While they are not required to be filed with any governmental body, they are a necessary component of the incorporation process in the state, being legally binding on all shareholders and directors.
Legal Requirements
According to state law, bylaws are not mandatory but may be adopted during the initial meeting if desired (Colo. Rev. Stat. § 7-102-106). However, nonprofit corporations might need to create bylaws to obtain tax-exempt status from the IRS. Here are some legal requirements to consider when drafting the bylaws for your corporation:
- Annual Meetings – § 7-58-506.
- Corporate Bylaws – § 7-102-106.
- Issuance of Stock – § 7-106-202.
Naming Considerations
- Required Words: “Corporation,” “Incorporated,” “Company,” “Limited,” or an abbreviation thereof (choose one).

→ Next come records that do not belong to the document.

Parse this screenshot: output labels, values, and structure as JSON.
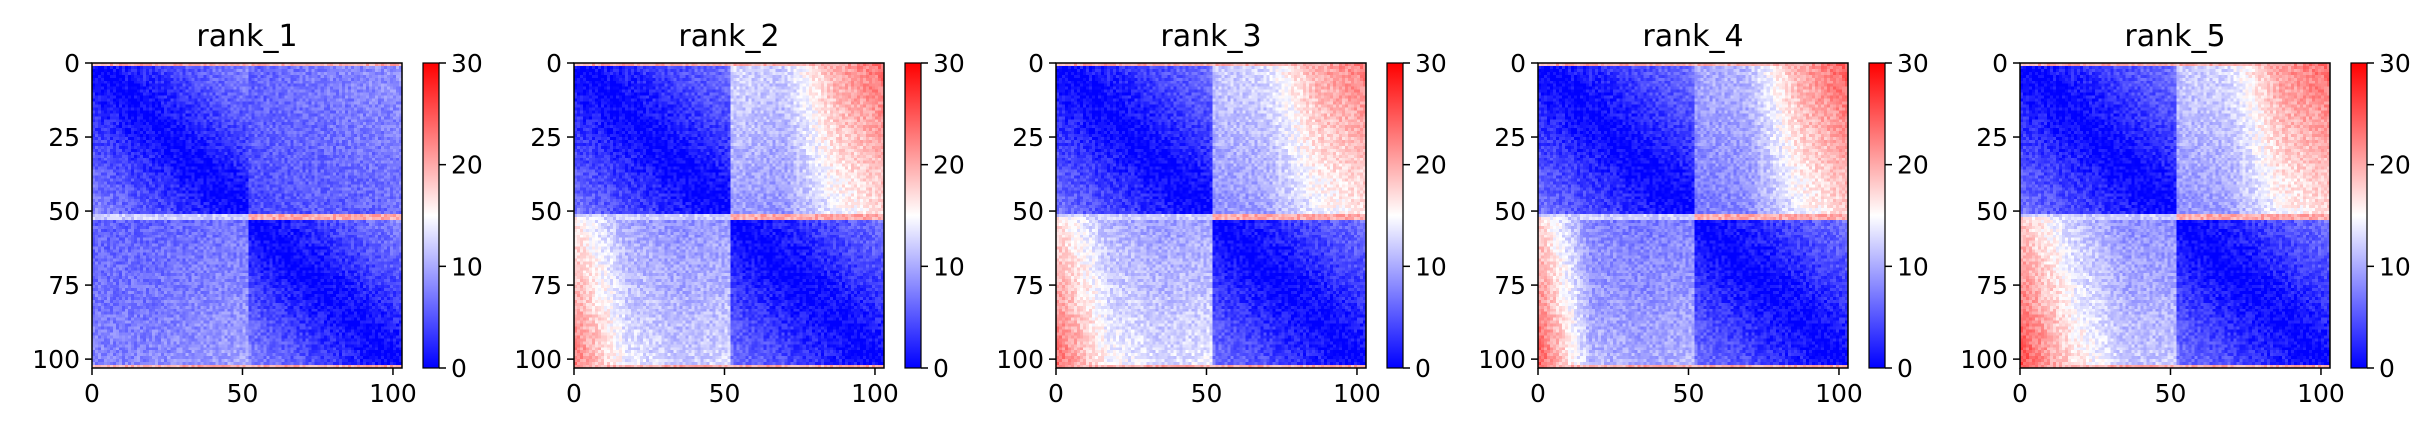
{
  "figure": {
    "background": "#ffffff"
  },
  "chart_data": [
    {
      "type": "heatmap",
      "title": "rank_1",
      "xticks": [
        "0",
        "50",
        "100"
      ],
      "yticks": [
        "0",
        "25",
        "50",
        "75",
        "100"
      ],
      "xlim": [
        0,
        103
      ],
      "ylim": [
        103,
        0
      ],
      "colorbar": {
        "ticks": [
          "0",
          "10",
          "20",
          "30"
        ],
        "range": [
          0,
          30
        ],
        "colormap": [
          "#0000ff",
          "#ffffff",
          "#ff0000"
        ]
      },
      "matrix_size": 103,
      "domain_boundary": 52,
      "diagonal_value": 0,
      "within_domain_far_value": 7,
      "cross_domain_values": [
        [
          6,
          7,
          8,
          9
        ],
        [
          8,
          8,
          9,
          10
        ]
      ],
      "edge_band_values": [
        20,
        25
      ]
    },
    {
      "type": "heatmap",
      "title": "rank_2",
      "xticks": [
        "0",
        "50",
        "100"
      ],
      "yticks": [
        "0",
        "25",
        "50",
        "75",
        "100"
      ],
      "xlim": [
        0,
        103
      ],
      "ylim": [
        103,
        0
      ],
      "colorbar": {
        "ticks": [
          "0",
          "10",
          "20",
          "30"
        ],
        "range": [
          0,
          30
        ],
        "colormap": [
          "#0000ff",
          "#ffffff",
          "#ff0000"
        ]
      },
      "matrix_size": 103,
      "domain_boundary": 52,
      "diagonal_value": 0,
      "within_domain_far_value": 6,
      "cross_domain_values": [
        [
          13,
          12,
          20,
          24
        ],
        [
          23,
          14,
          12,
          13
        ]
      ],
      "edge_band_values": [
        20,
        25
      ]
    },
    {
      "type": "heatmap",
      "title": "rank_3",
      "xticks": [
        "0",
        "50",
        "100"
      ],
      "yticks": [
        "0",
        "25",
        "50",
        "75",
        "100"
      ],
      "xlim": [
        0,
        103
      ],
      "ylim": [
        103,
        0
      ],
      "colorbar": {
        "ticks": [
          "0",
          "10",
          "20",
          "30"
        ],
        "range": [
          0,
          30
        ],
        "colormap": [
          "#0000ff",
          "#ffffff",
          "#ff0000"
        ]
      },
      "matrix_size": 103,
      "domain_boundary": 52,
      "diagonal_value": 0,
      "within_domain_far_value": 6,
      "cross_domain_values": [
        [
          12,
          13,
          20,
          23
        ],
        [
          24,
          15,
          13,
          14
        ]
      ],
      "edge_band_values": [
        20,
        25
      ]
    },
    {
      "type": "heatmap",
      "title": "rank_4",
      "xticks": [
        "0",
        "50",
        "100"
      ],
      "yticks": [
        "0",
        "25",
        "50",
        "75",
        "100"
      ],
      "xlim": [
        0,
        103
      ],
      "ylim": [
        103,
        0
      ],
      "colorbar": {
        "ticks": [
          "0",
          "10",
          "20",
          "30"
        ],
        "range": [
          0,
          30
        ],
        "colormap": [
          "#0000ff",
          "#ffffff",
          "#ff0000"
        ]
      },
      "matrix_size": 103,
      "domain_boundary": 52,
      "diagonal_value": 0,
      "within_domain_far_value": 6,
      "cross_domain_values": [
        [
          10,
          11,
          20,
          25
        ],
        [
          25,
          11,
          10,
          11
        ]
      ],
      "edge_band_values": [
        20,
        25
      ]
    },
    {
      "type": "heatmap",
      "title": "rank_5",
      "xticks": [
        "0",
        "50",
        "100"
      ],
      "yticks": [
        "0",
        "25",
        "50",
        "75",
        "100"
      ],
      "xlim": [
        0,
        103
      ],
      "ylim": [
        103,
        0
      ],
      "colorbar": {
        "ticks": [
          "0",
          "10",
          "20",
          "30"
        ],
        "range": [
          0,
          30
        ],
        "colormap": [
          "#0000ff",
          "#ffffff",
          "#ff0000"
        ]
      },
      "matrix_size": 103,
      "domain_boundary": 52,
      "diagonal_value": 0,
      "within_domain_far_value": 6,
      "cross_domain_values": [
        [
          12,
          13,
          21,
          24
        ],
        [
          26,
          17,
          12,
          12
        ]
      ],
      "edge_band_values": [
        20,
        25
      ]
    }
  ]
}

- Prohibited Words: Any term violating any statute of the state.
- Name Reservation Period: 120 days.
- Renewal Period: Renewable (for successive 120-day periods).
- Transferability: Yes.
Emergency Bylaws
The board of directors can establish emergency bylaws establishing procedures for managing the corporation during emergencies. An emergency is declared if a quorum of directors cannot be obtained due to a catastrophic event (§ 7-102-107).